Dari sisi Universitas Sanata Dharma, hadir dua mahasiswa semester 5, Ganda dan Helena, yang antusias mendengarkan dan berbagi pengalaman mereka. Dialog ini menciptakan atmosfer saling belajar yang dinamis, di mana mahasiswa dari kedua kampus dapat memahami perbedaan dan persamaan pengalaman mereka, serta membuka peluang untuk kolaborasi di tingkat mahasiswa di masa mendatang.
Diskusi mahasiswa membahas berbagai topik menarik, mulai dari metode pembelajaran di kelas, pemanfaatan teknologi dalam proses belajar, hingga pengalaman magang dan penelitian. Para mahasiswa juga saling bertukar informasi mengenai organisasi kemahasiswaan, event akademik, dan kesempatan pengembangan soft skills yang tersedia di kampus masing-masing.
Kegiatan studi banding yang berlangsung setengah hari ini ditutup dengan sesi foto bersama yang berlangsung dalam suasana sangat hangat dan penuh kekeluargaan. Foto bersama yang diambil di hadapan layar monitor bertuliskan “STUDI BANDING” menjadi dokumentasi berharga yang menandai komitmen kedua institusi untuk terus menjalin kerja sama di masa mendatang.

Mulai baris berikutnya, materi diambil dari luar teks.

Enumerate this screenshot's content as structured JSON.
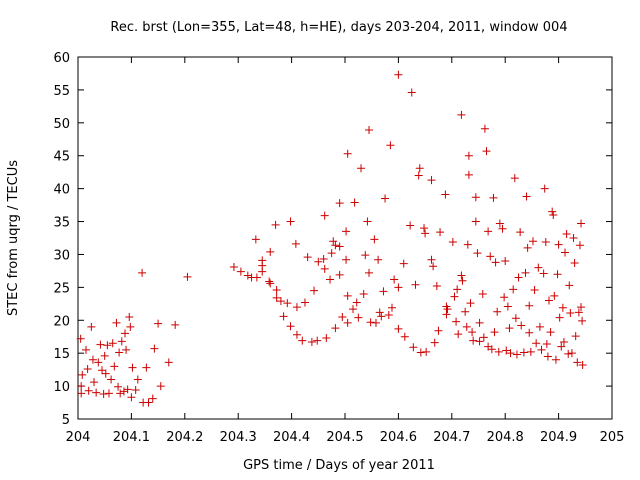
{
  "chart_data": {
    "type": "scatter",
    "title": "Rec. brst (Lon=355, Lat=48, h=HE), days 203-204, 2011, window 004",
    "xlabel": "GPS time / Days of year 2011",
    "ylabel": "STEC from uqrg / TECUs",
    "xlim": [
      204,
      205
    ],
    "ylim": [
      5,
      60
    ],
    "xticks": [
      "204",
      "204.1",
      "204.2",
      "204.3",
      "204.4",
      "204.5",
      "204.6",
      "204.7",
      "204.8",
      "204.9",
      "205"
    ],
    "yticks": [
      "5",
      "10",
      "15",
      "20",
      "25",
      "30",
      "35",
      "40",
      "45",
      "50",
      "55",
      "60"
    ],
    "grid": false,
    "legend": "none",
    "marker": "+",
    "marker_color": "#cc0000",
    "points": [
      [
        204.005,
        17.2
      ],
      [
        204.008,
        11.7
      ],
      [
        204.006,
        10.0
      ],
      [
        204.006,
        8.9
      ],
      [
        204.015,
        15.5
      ],
      [
        204.018,
        12.6
      ],
      [
        204.02,
        9.3
      ],
      [
        204.025,
        19.0
      ],
      [
        204.028,
        14.0
      ],
      [
        204.03,
        10.6
      ],
      [
        204.034,
        9.0
      ],
      [
        204.038,
        13.6
      ],
      [
        204.042,
        16.3
      ],
      [
        204.045,
        12.4
      ],
      [
        204.048,
        8.8
      ],
      [
        204.05,
        14.6
      ],
      [
        204.052,
        11.9
      ],
      [
        204.055,
        16.2
      ],
      [
        204.058,
        8.9
      ],
      [
        204.062,
        11.0
      ],
      [
        204.065,
        16.5
      ],
      [
        204.068,
        13.0
      ],
      [
        204.072,
        19.6
      ],
      [
        204.075,
        9.9
      ],
      [
        204.077,
        15.1
      ],
      [
        204.079,
        8.9
      ],
      [
        204.082,
        16.8
      ],
      [
        204.086,
        9.2
      ],
      [
        204.088,
        18.0
      ],
      [
        204.09,
        15.5
      ],
      [
        204.093,
        9.5
      ],
      [
        204.096,
        20.5
      ],
      [
        204.098,
        19.0
      ],
      [
        204.1,
        8.3
      ],
      [
        204.102,
        12.8
      ],
      [
        204.108,
        9.4
      ],
      [
        204.112,
        11.0
      ],
      [
        204.12,
        27.2
      ],
      [
        204.122,
        7.5
      ],
      [
        204.128,
        12.8
      ],
      [
        204.132,
        7.5
      ],
      [
        204.14,
        8.1
      ],
      [
        204.143,
        15.7
      ],
      [
        204.15,
        19.5
      ],
      [
        204.155,
        10.0
      ],
      [
        204.17,
        13.6
      ],
      [
        204.182,
        19.3
      ],
      [
        204.205,
        26.6
      ],
      [
        204.292,
        28.1
      ],
      [
        204.305,
        27.4
      ],
      [
        204.318,
        26.8
      ],
      [
        204.325,
        26.5
      ],
      [
        204.333,
        32.3
      ],
      [
        204.335,
        26.5
      ],
      [
        204.345,
        28.3
      ],
      [
        204.345,
        29.1
      ],
      [
        204.345,
        27.4
      ],
      [
        204.358,
        25.9
      ],
      [
        204.36,
        30.4
      ],
      [
        204.36,
        25.6
      ],
      [
        204.37,
        34.5
      ],
      [
        204.372,
        23.4
      ],
      [
        204.372,
        24.6
      ],
      [
        204.38,
        22.9
      ],
      [
        204.385,
        20.6
      ],
      [
        204.392,
        22.6
      ],
      [
        204.398,
        35.0
      ],
      [
        204.398,
        19.1
      ],
      [
        204.408,
        31.6
      ],
      [
        204.41,
        17.8
      ],
      [
        204.41,
        22.0
      ],
      [
        204.42,
        16.9
      ],
      [
        204.425,
        22.7
      ],
      [
        204.43,
        29.6
      ],
      [
        204.438,
        16.7
      ],
      [
        204.442,
        24.5
      ],
      [
        204.448,
        16.9
      ],
      [
        204.45,
        28.9
      ],
      [
        204.46,
        29.3
      ],
      [
        204.462,
        35.9
      ],
      [
        204.462,
        27.8
      ],
      [
        204.465,
        17.3
      ],
      [
        204.472,
        26.2
      ],
      [
        204.475,
        30.2
      ],
      [
        204.478,
        32.0
      ],
      [
        204.482,
        18.8
      ],
      [
        204.482,
        31.4
      ],
      [
        204.49,
        37.8
      ],
      [
        204.49,
        31.2
      ],
      [
        204.49,
        26.9
      ],
      [
        204.495,
        20.5
      ],
      [
        204.502,
        33.5
      ],
      [
        204.502,
        29.2
      ],
      [
        204.505,
        45.3
      ],
      [
        204.505,
        23.7
      ],
      [
        204.505,
        19.6
      ],
      [
        204.515,
        21.7
      ],
      [
        204.518,
        37.9
      ],
      [
        204.522,
        22.7
      ],
      [
        204.525,
        20.4
      ],
      [
        204.53,
        43.1
      ],
      [
        204.535,
        24.0
      ],
      [
        204.538,
        29.9
      ],
      [
        204.542,
        35.0
      ],
      [
        204.545,
        48.9
      ],
      [
        204.545,
        27.2
      ],
      [
        204.548,
        19.7
      ],
      [
        204.555,
        32.3
      ],
      [
        204.558,
        19.6
      ],
      [
        204.562,
        29.2
      ],
      [
        204.565,
        21.2
      ],
      [
        204.568,
        20.6
      ],
      [
        204.572,
        24.4
      ],
      [
        204.575,
        38.5
      ],
      [
        204.582,
        20.8
      ],
      [
        204.585,
        46.6
      ],
      [
        204.588,
        21.9
      ],
      [
        204.592,
        26.2
      ],
      [
        204.6,
        57.3
      ],
      [
        204.6,
        18.7
      ],
      [
        204.6,
        25.0
      ],
      [
        204.61,
        28.6
      ],
      [
        204.612,
        17.5
      ],
      [
        204.622,
        34.4
      ],
      [
        204.625,
        54.6
      ],
      [
        204.628,
        15.9
      ],
      [
        204.632,
        25.4
      ],
      [
        204.638,
        42.0
      ],
      [
        204.64,
        43.1
      ],
      [
        204.642,
        15.1
      ],
      [
        204.648,
        34.0
      ],
      [
        204.65,
        33.2
      ],
      [
        204.652,
        15.2
      ],
      [
        204.662,
        29.2
      ],
      [
        204.662,
        41.3
      ],
      [
        204.665,
        28.2
      ],
      [
        204.668,
        16.6
      ],
      [
        204.672,
        25.2
      ],
      [
        204.675,
        18.4
      ],
      [
        204.678,
        33.4
      ],
      [
        204.688,
        39.1
      ],
      [
        204.69,
        22.1
      ],
      [
        204.692,
        21.7
      ],
      [
        204.69,
        20.9
      ],
      [
        204.702,
        31.9
      ],
      [
        204.705,
        23.6
      ],
      [
        204.708,
        19.8
      ],
      [
        204.71,
        24.7
      ],
      [
        204.712,
        17.9
      ],
      [
        204.718,
        51.2
      ],
      [
        204.718,
        26.8
      ],
      [
        204.72,
        26.0
      ],
      [
        204.725,
        21.3
      ],
      [
        204.728,
        19.0
      ],
      [
        204.73,
        31.5
      ],
      [
        204.732,
        45.0
      ],
      [
        204.732,
        42.1
      ],
      [
        204.735,
        22.6
      ],
      [
        204.738,
        18.2
      ],
      [
        204.74,
        16.9
      ],
      [
        204.745,
        35.0
      ],
      [
        204.745,
        38.7
      ],
      [
        204.748,
        30.2
      ],
      [
        204.752,
        16.8
      ],
      [
        204.752,
        19.6
      ],
      [
        204.758,
        24.0
      ],
      [
        204.76,
        17.4
      ],
      [
        204.762,
        49.1
      ],
      [
        204.765,
        45.7
      ],
      [
        204.768,
        33.5
      ],
      [
        204.768,
        16.0
      ],
      [
        204.772,
        29.7
      ],
      [
        204.775,
        15.6
      ],
      [
        204.778,
        38.6
      ],
      [
        204.78,
        18.2
      ],
      [
        204.782,
        28.8
      ],
      [
        204.785,
        21.3
      ],
      [
        204.788,
        15.2
      ],
      [
        204.79,
        34.7
      ],
      [
        204.795,
        33.9
      ],
      [
        204.798,
        23.5
      ],
      [
        204.8,
        29.0
      ],
      [
        204.802,
        15.4
      ],
      [
        204.805,
        22.1
      ],
      [
        204.808,
        18.8
      ],
      [
        204.81,
        15.0
      ],
      [
        204.815,
        24.7
      ],
      [
        204.818,
        41.6
      ],
      [
        204.82,
        20.3
      ],
      [
        204.822,
        14.8
      ],
      [
        204.825,
        26.5
      ],
      [
        204.828,
        33.4
      ],
      [
        204.83,
        19.2
      ],
      [
        204.835,
        15.1
      ],
      [
        204.838,
        27.2
      ],
      [
        204.84,
        38.8
      ],
      [
        204.842,
        31.0
      ],
      [
        204.845,
        18.1
      ],
      [
        204.845,
        22.2
      ],
      [
        204.848,
        15.2
      ],
      [
        204.852,
        32.0
      ],
      [
        204.855,
        24.6
      ],
      [
        204.858,
        16.5
      ],
      [
        204.862,
        28.0
      ],
      [
        204.865,
        19.0
      ],
      [
        204.868,
        15.5
      ],
      [
        204.872,
        27.1
      ],
      [
        204.874,
        40.0
      ],
      [
        204.876,
        31.9
      ],
      [
        204.878,
        16.4
      ],
      [
        204.88,
        14.5
      ],
      [
        204.882,
        23.0
      ],
      [
        204.885,
        18.2
      ],
      [
        204.888,
        36.5
      ],
      [
        204.89,
        36.0
      ],
      [
        204.892,
        23.7
      ],
      [
        204.895,
        14.0
      ],
      [
        204.898,
        27.0
      ],
      [
        204.9,
        31.5
      ],
      [
        204.902,
        20.4
      ],
      [
        204.905,
        16.0
      ],
      [
        204.908,
        21.9
      ],
      [
        204.91,
        16.7
      ],
      [
        204.912,
        30.3
      ],
      [
        204.915,
        33.1
      ],
      [
        204.918,
        14.9
      ],
      [
        204.92,
        25.3
      ],
      [
        204.922,
        21.1
      ],
      [
        204.925,
        15.0
      ],
      [
        204.928,
        32.5
      ],
      [
        204.93,
        28.7
      ],
      [
        204.932,
        17.6
      ],
      [
        204.935,
        13.6
      ],
      [
        204.938,
        21.2
      ],
      [
        204.94,
        31.4
      ],
      [
        204.942,
        34.7
      ],
      [
        204.942,
        22.0
      ],
      [
        204.944,
        19.9
      ],
      [
        204.945,
        13.2
      ]
    ]
  }
}
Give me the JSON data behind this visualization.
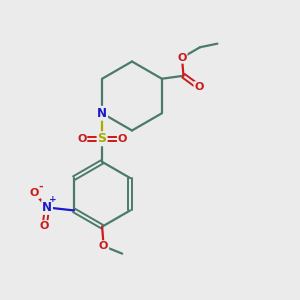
{
  "bg_color": "#ebebeb",
  "bond_color": "#4a7a6a",
  "n_color": "#1a1acc",
  "o_color": "#cc1a1a",
  "s_color": "#aaaa00",
  "figsize": [
    3.0,
    3.0
  ],
  "dpi": 100,
  "xlim": [
    0,
    10
  ],
  "ylim": [
    0,
    10
  ]
}
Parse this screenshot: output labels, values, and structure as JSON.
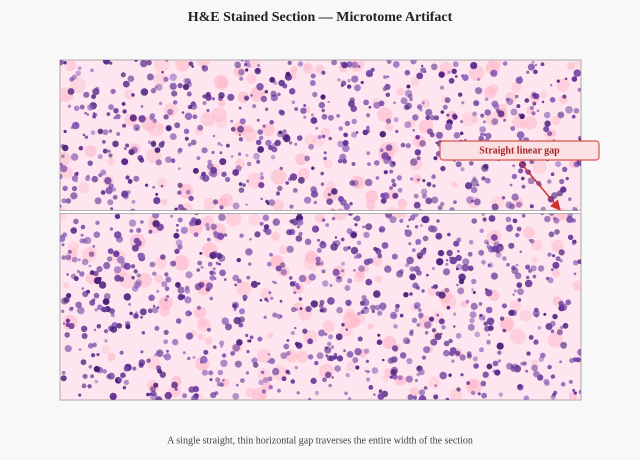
{
  "header": {
    "title": "H&E Stained Section — Microtome Artifact"
  },
  "annotation": {
    "label": "Straight linear gap"
  },
  "footer": {
    "caption": "A single straight, thin horizontal gap traverses the entire width of the section"
  }
}
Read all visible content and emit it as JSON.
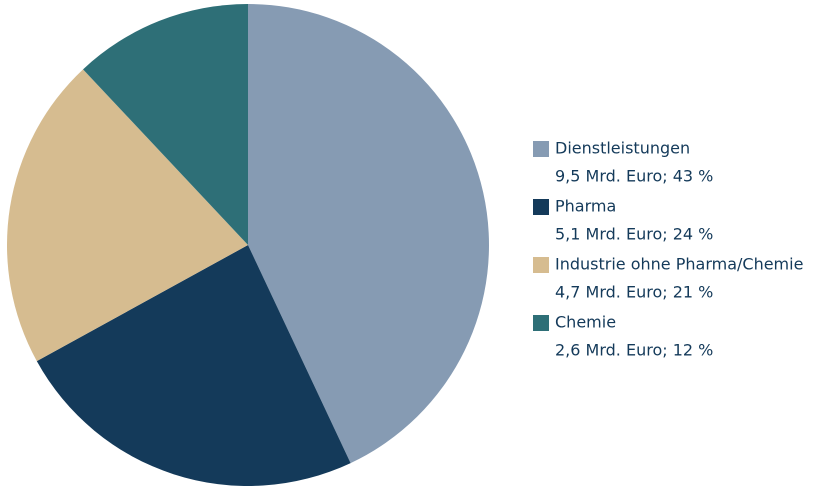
{
  "chart_data": {
    "type": "pie",
    "categories": [
      "Dienstleistungen",
      "Pharma",
      "Industrie ohne Pharma/Chemie",
      "Chemie"
    ],
    "values": [
      43,
      24,
      21,
      12
    ],
    "value_labels": [
      "9,5 Mrd. Euro; 43 %",
      "5,1 Mrd. Euro; 24 %",
      "4,7 Mrd. Euro; 21 %",
      "2,6 Mrd. Euro; 12 %"
    ],
    "colors": [
      "#869bb3",
      "#143a5a",
      "#d6bc90",
      "#2e6f77"
    ],
    "legend": "right"
  }
}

Para peserta dari Universitas Sanata Dharma menyampaikan terima kasih atas sambutan hangat dan kesediaan berbagi ilmu dari civitas akademika UPI. Sementara itu, pihak UPI menyatakan bahwa pintu kerja sama selalu terbuka dan siap untuk melanjutkan diskusi untuk mewujudkan program kolaborasi yang saling menguntungkan.
Dengan berakhirnya kegiatan studi banding ini, harapan untuk terciptanya sinergitas yang kuat antara Prodi Sastra Indonesia USD dan Prodi Bahasa dan Sastra Indonesia UPI semakin nyata. Kedua institusi sepakat untuk terus berkomunikasi dan merancang program kerja sama yang dapat meningkatkan kualitas pendidikan sastra Indonesia di tanah air.